Nestlé et les syndicats colombiens

ACTARES a été contactée par le Groupe de travail Suisse-Colombie concernant le refus de Nestlé de recevoir à Vevey une délégation de syndicalistes colombiens, refus essuyé à deux reprises à l'automne 2002 et au printemps 2003.

Nestlé dispose de trois sites de production en Colombie: Cicolac, Comestibles La Rosa SA et Nestlé de Colombia SA avec un siège principal à Bogota, la capitale. Dans un premier temps, des syndicats sont apparus dans chaque site de production puis ils ont fusionné en 1982 donnant naissance au SINALTRAINAL (Syndicat national des travailleurs de l'industrie alimentaire). C'est notamment ce syndicat qui souhaite rencontrer la direction veveysanne. En effet, les employés et employées de Nestlé bénéficiaient jusqu'en février 2002 d'une convention collective garantissant un salaire correct ainsi que différents avantages. Nestlé n'a pas souhaité reconduire cette convention collective et en a proposé une nouvelle laquelle a été refusée par les syndicats. Selon une représentante du syndicat, présente en Suisse ce printemps, chaque rencontre avec des représentants locaux ou régionaux de la multinationale n'a conduit qu'à un durcissement des positions de l'entreprise. C'est pourquoi le syndicat essaie de rencontrer la direction générale.

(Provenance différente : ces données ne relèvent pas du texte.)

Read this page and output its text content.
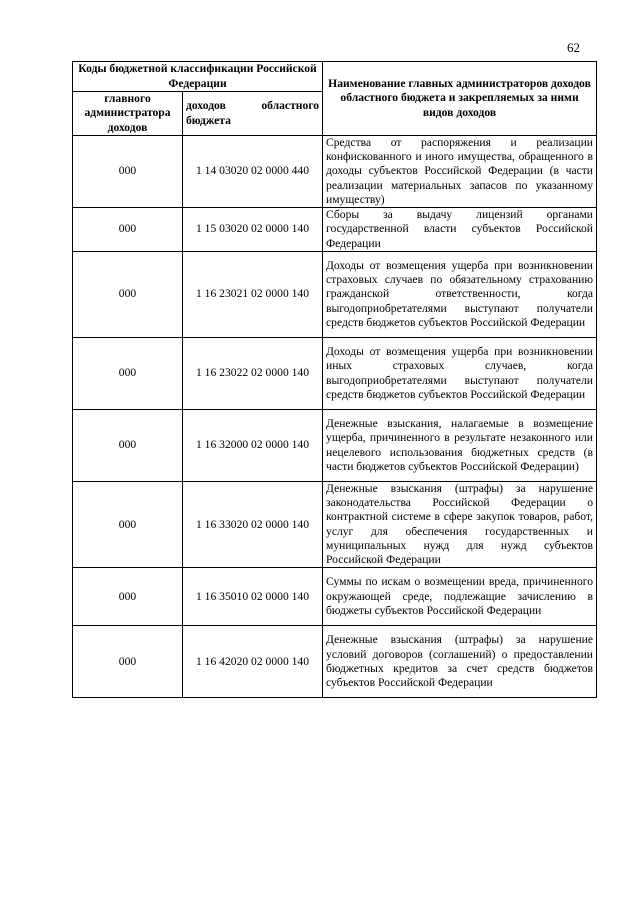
62
Коды бюджетной классификации Российской Федерации		Наименование главных администраторов доходов областного бюджета и закрепляемых за ними видов доходов
главного администратора доходов	доходов областного бюджета	
000	1 14 03020 02 0000 440	Средства от распоряжения и реализации конфискованного и иного имущества, обращенного в доходы субъектов Российской Федерации (в части реализации материальных запасов по указанному имуществу)
000	1 15 03020 02 0000 140	Сборы за выдачу лицензий органами государственной власти субъектов Российской Федерации
000	1 16 23021 02 0000 140	Доходы от возмещения ущерба при возникновении страховых случаев по обязательному страхованию гражданской ответственности, когда выгодоприобретателями выступают получатели средств бюджетов субъектов Российской Федерации
000	1 16 23022 02 0000 140	Доходы от возмещения ущерба при возникновении иных страховых случаев, когда выгодоприобретателями выступают получатели средств бюджетов субъектов Российской Федерации
000	1 16 32000 02 0000 140	Денежные взыскания, налагаемые в возмещение ущерба, причиненного в результате незаконного или нецелевого использования бюджетных средств (в части бюджетов субъектов Российской Федерации)
000	1 16 33020 02 0000 140	Денежные взыскания (штрафы) за нарушение законодательства Российской Федерации о контрактной системе в сфере закупок товаров, работ, услуг для обеспечения государственных и муниципальных нужд для нужд субъектов Российской Федерации
000	1 16 35010 02 0000 140	Суммы по искам о возмещении вреда, причиненного окружающей среде, подлежащие зачислению в бюджеты субъектов Российской Федерации
000	1 16 42020 02 0000 140	Денежные взыскания (штрафы) за нарушение условий договоров (соглашений) о предоставлении бюджетных кредитов за счет средств бюджетов субъектов Российской Федерации
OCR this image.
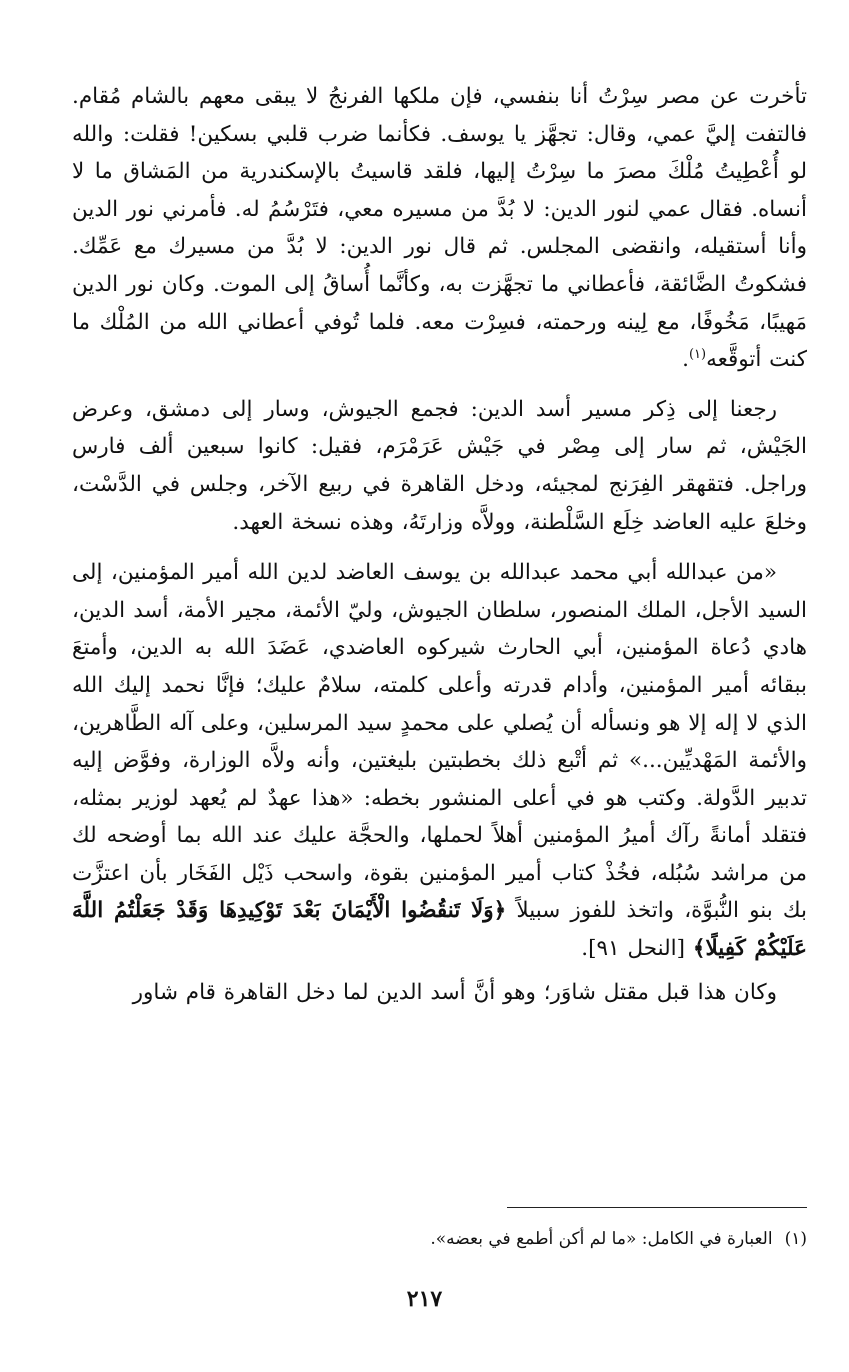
تأخرت عن مصر سِرْتُ أنا بنفسي، فإن ملكها الفرنجُ لا يبقى معهم بالشام مُقام. فالتفت إليَّ عمي، وقال: تجهَّز يا يوسف. فكأنما ضرب قلبي بسكين! فقلت: والله لو أُعْطِيتُ مُلْكَ مصرَ ما سِرْتُ إليها، فلقد قاسيتُ بالإسكندرية من المَشاق ما لا أنساه. فقال عمي لنور الدين: لا بُدَّ من مسيره معي، فتَرْسُمُ له. فأمرني نور الدين وأنا أستقيله، وانقضى المجلس. ثم قال نور الدين: لا بُدَّ من مسيرك مع عَمِّك. فشكوتُ الضَّائقة، فأعطاني ما تجهَّزت به، وكأنَّما أُساقُ إلى الموت. وكان نور الدين مَهيبًا، مَخُوفًا، مع لِينه ورحمته، فسِرْت معه. فلما تُوفي أعطاني الله من المُلْك ما كنت أتوقَّعه$^{(١)}$.

رجعنا إلى ذِكر مسير أسد الدين: فجمع الجيوش، وسار إلى دمشق، وعرض الجَيْش، ثم سار إلى مِصْر في جَيْش عَرَمْرَم، فقيل: كانوا سبعين ألف فارس وراجل. فتقهقر الفِرَنج لمجيئه، ودخل القاهرة في ربيع الآخر، وجلس في الدَّسْت، وخلعَ عليه العاضد خِلَع السَّلْطنة، وولاَّه وزارتَهُ، وهذه نسخة العهد.

«من عبدالله أبي محمد عبدالله بن يوسف العاضد لدين الله أمير المؤمنين، إلى السيد الأجل، الملك المنصور، سلطان الجيوش، وليّ الأئمة، مجير الأمة، أسد الدين، هادي دُعاة المؤمنين، أبي الحارث شيركوه العاضدي، عَضَدَ الله به الدين، وأمتعَ ببقائه أمير المؤمنين، وأدام قدرته وأعلى كلمته، سلامٌ عليك؛ فإنَّا نحمد إليك الله الذي لا إله إلا هو ونسأله أن يُصلي على محمدٍ سيد المرسلين، وعلى آله الطَّاهرين، والأئمة المَهْديِّين...» ثم أتْبع ذلك بخطبتين بليغتين، وأنه ولاَّه الوزارة، وفوَّض إليه تدبير الدَّولة. وكتب هو في أعلى المنشور بخطه: «هذا عهدٌ لم يُعهد لوزير بمثله، فتقلد أمانةً رآك أميرُ المؤمنين أهلاً لحملها، والحجَّة عليك عند الله بما أوضحه لك من مراشد سُبُله، فخُذْ كتاب أمير المؤمنين بقوة، واسحب ذَيْل الفَخَار بأن اعتزَّت بك بنو النُّبوَّة، واتخذ للفوز سبيلاً ﴿وَلَا تَنقُضُوا الْأَيْمَانَ بَعْدَ تَوْكِيدِهَا وَقَدْ جَعَلْتُمُ اللَّهَ عَلَيْكُمْ كَفِيلًا﴾ [النحل ٩١].

وكان هذا قبل مقتل شاوَر؛ وهو أنَّ أسد الدين لما دخل القاهرة قام شاور

(١)العبارة في الكامل: «ما لم أكن أطمع في بعضه».

٢١٧
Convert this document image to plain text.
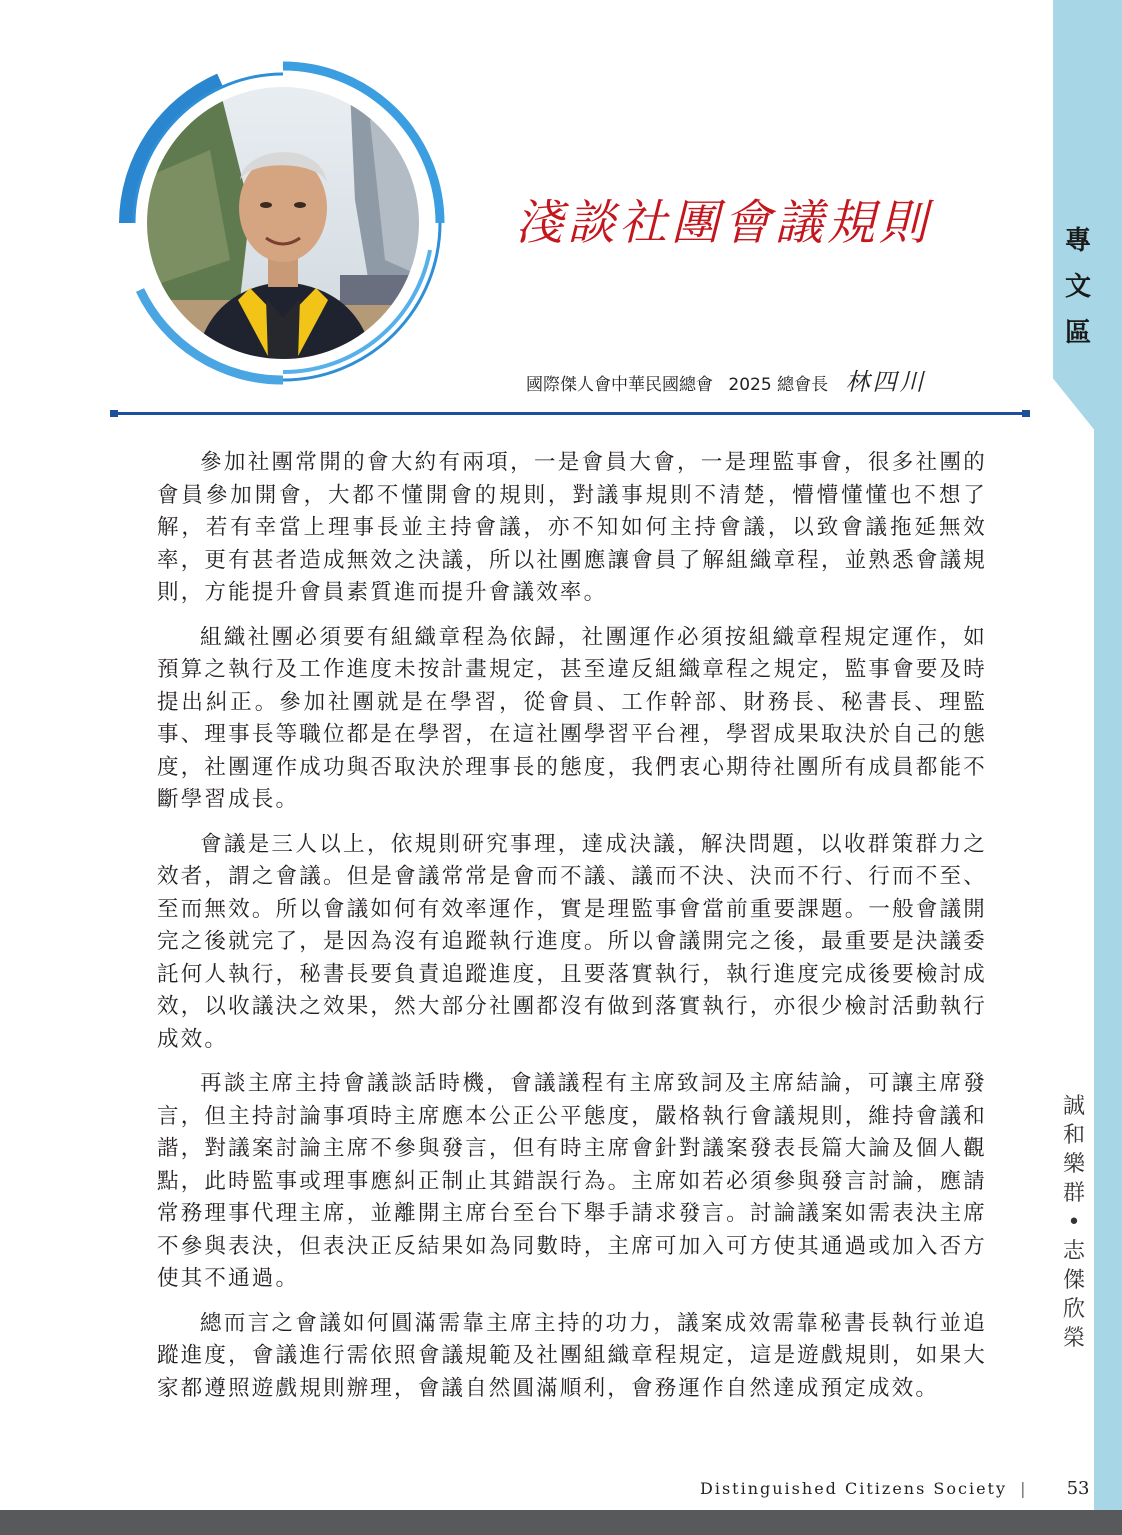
專
文
區
誠
和
樂
群
•
志
傑
欣
榮
淺談社團會議規則
國際傑人會中華民國總會 2025 總會長 林四川

參加社團常開的會大約有兩項，一是會員大會，一是理監事會，很多社團的會員參加開會，大都不懂開會的規則，對議事規則不清楚，懵懵懂懂也不想了解，若有幸當上理事長並主持會議，亦不知如何主持會議，以致會議拖延無效率，更有甚者造成無效之決議，所以社團應讓會員了解組織章程，並熟悉會議規則，方能提升會員素質進而提升會議效率。

組織社團必須要有組織章程為依歸，社團運作必須按組織章程規定運作，如預算之執行及工作進度未按計畫規定，甚至違反組織章程之規定，監事會要及時提出糾正。參加社團就是在學習，從會員、工作幹部、財務長、秘書長、理監事、理事長等職位都是在學習，在這社團學習平台裡，學習成果取決於自己的態度，社團運作成功與否取決於理事長的態度，我們衷心期待社團所有成員都能不斷學習成長。

會議是三人以上，依規則研究事理，達成決議，解決問題，以收群策群力之效者，謂之會議。但是會議常常是會而不議、議而不決、決而不行、行而不至、至而無效。所以會議如何有效率運作，實是理監事會當前重要課題。一般會議開完之後就完了，是因為沒有追蹤執行進度。所以會議開完之後，最重要是決議委託何人執行，秘書長要負責追蹤進度，且要落實執行，執行進度完成後要檢討成效，以收議決之效果，然大部分社團都沒有做到落實執行，亦很少檢討活動執行成效。

再談主席主持會議談話時機，會議議程有主席致詞及主席結論，可讓主席發言，但主持討論事項時主席應本公正公平態度，嚴格執行會議規則，維持會議和諧，對議案討論主席不參與發言，但有時主席會針對議案發表長篇大論及個人觀點，此時監事或理事應糾正制止其錯誤行為。主席如若必須參與發言討論，應請常務理事代理主席，並離開主席台至台下舉手請求發言。討論議案如需表決主席不參與表決，但表決正反結果如為同數時，主席可加入可方使其通過或加入否方使其不通過。

總而言之會議如何圓滿需靠主席主持的功力，議案成效需靠秘書長執行並追蹤進度，會議進行需依照會議規範及社團組織章程規定，這是遊戲規則，如果大家都遵照遊戲規則辦理，會議自然圓滿順利，會務運作自然達成預定成效。

Distinguished Citizens Society | 53
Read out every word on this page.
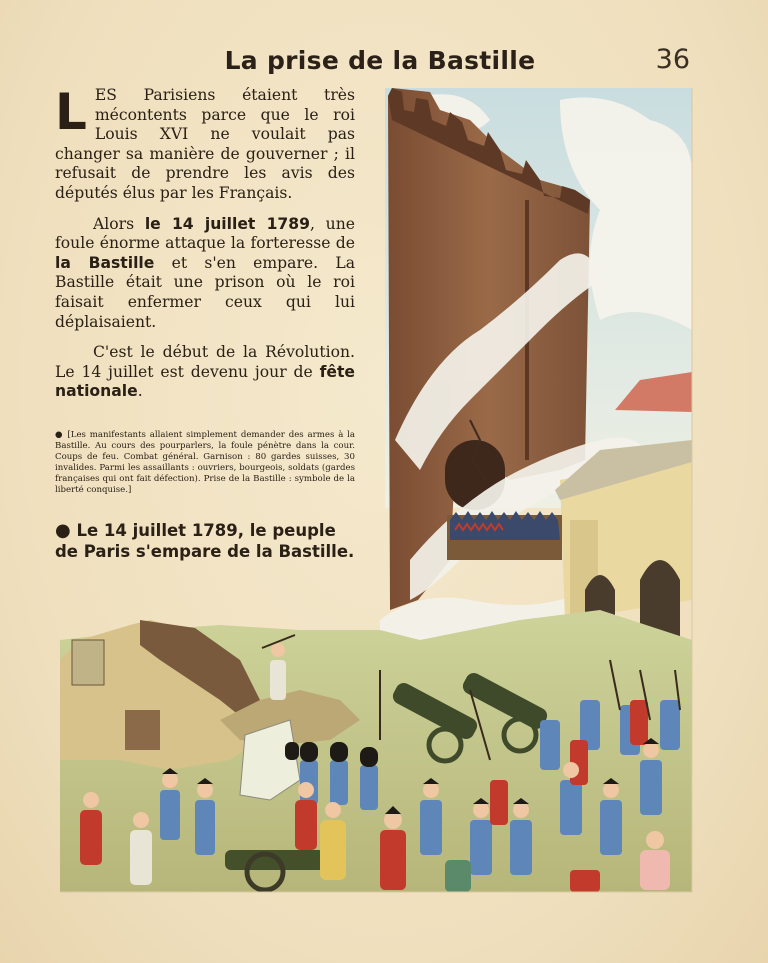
La prise de la Bastille	36

LES Parisiens étaient très mécontents parce que le roi Louis XVI ne voulait pas changer sa manière de gouverner ; il refusait de prendre les avis des députés élus par les Français.

Alors le 14 juillet 1789, une foule énorme attaque la forteresse de la Bastille et s'en empare. La Bastille était une prison où le roi faisait enfermer ceux qui lui déplaisaient.

C'est le début de la Révolution. Le 14 juillet est devenu jour de fête nationale.

● [Les manifestants allaient simplement demander des armes à la Bastille. Au cours des pourparlers, la foule pénètre dans la cour. Coups de feu. Combat général. Garnison : 80 gardes suisses, 30 invalides. Parmi les assaillants : ouvriers, bourgeois, soldats (gardes françaises qui ont fait défection). Prise de la Bastille : symbole de la liberté conquise.]

● Le 14 juillet 1789, le peuple de Paris s'empare de la Bastille.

ACTARES a relayé cette demande en assemblée générale de Nestlé le 3 avril dernier (voir en encart le texte de notre intervention). Carlos E. Represas, directeur général pour les Amériques nous a donné les éléments de réponse suivants: une mission avait eu lieu la semaine précédant l'assemblée générale de Nestlé; Nestlé tente de négocier "une plus grande adaptabilité de la production" et l'adoption de mesures nécessaires; selon lui, pour "sauvegarder des emplois"; les négociations ont toujours cours mais du point de vue de la multinationale, elles doivent avoir lieu en Colombie et non en Suisse pour des "raisons juridiques".


Intervention de Sophie de Rivaz, la directrice d'ACTARES Suisse Romande à l'assemblée générale de Nestlé 2003

Monsieur le Président, Mesdames et Messieurs,

J'interviens au nom de l'association ACTARES "Actionnariat pour une économie durable" ainsi que d'une trentaine de ses membres, personnellement actionnaires de Nestlé et qui nous ont confié leur pouvoir de représentation. Nous avons été informés, notamment par le groupe de travail Suisse-Colombie, du conflit qui oppose les syndicats colombiens et les directions locales de notre société. Ces conflits concernent les conditions de travail des employés (salaires, convention collective) et la garantie de leurs droits syndicaux.

Nos membres sont également très préoccupés par le manque de protection des représentants syndicaux en Colombie. Je rappelle que dans ce pays de nombreux syndicalistes sont menacés de morts ou ont été tués. Certains travaillaient dans des unités de production de Nestlé. D'autre part, nos membres ont été consternés d'apprendre qu'une filiale de Nestlé aurait utilisé des produits périmés – il s'agissait de lait en poudre. Ce fait aurait été sanctionné par les autorités colombiennes.

Les représentants syndicaux de Nestlé Colombie sont usés par des négociations, qui n'aboutissent pas, avec les directions locales de Nestlé. C'est pourquoi une délégation venue de Colombie a cherché à deux reprises à rencontrer la direction de Vevey (en automne 2002 et ce printemps). Elle s'est vue deux fois opposer un refus.

Par ailleurs, dans l'introduction au rapport de durabilité que Nestlé a publié l'an dernier – publication que notre association salue – M. Brabeck rappelait le souhait de l'entreprise de (je cite): "rester attachée à l'ouverture, à la transparence et à l'écoute des autres". La gravité de la situation en Colombie justifie à nos yeux un effort particulier "d'ouverture" et "d'écoute des autres".

Nous demandons à la direction générale de Nestlé de fournir à ses actionnaires des éclaircissements sur ce qui nous semble une incohérence entre les déclarations d'intention de l'entreprise et ce refus de recevoir une de ses parties prenantes. Il y va de la bonne réputation de Nestlé. Je vous remercie.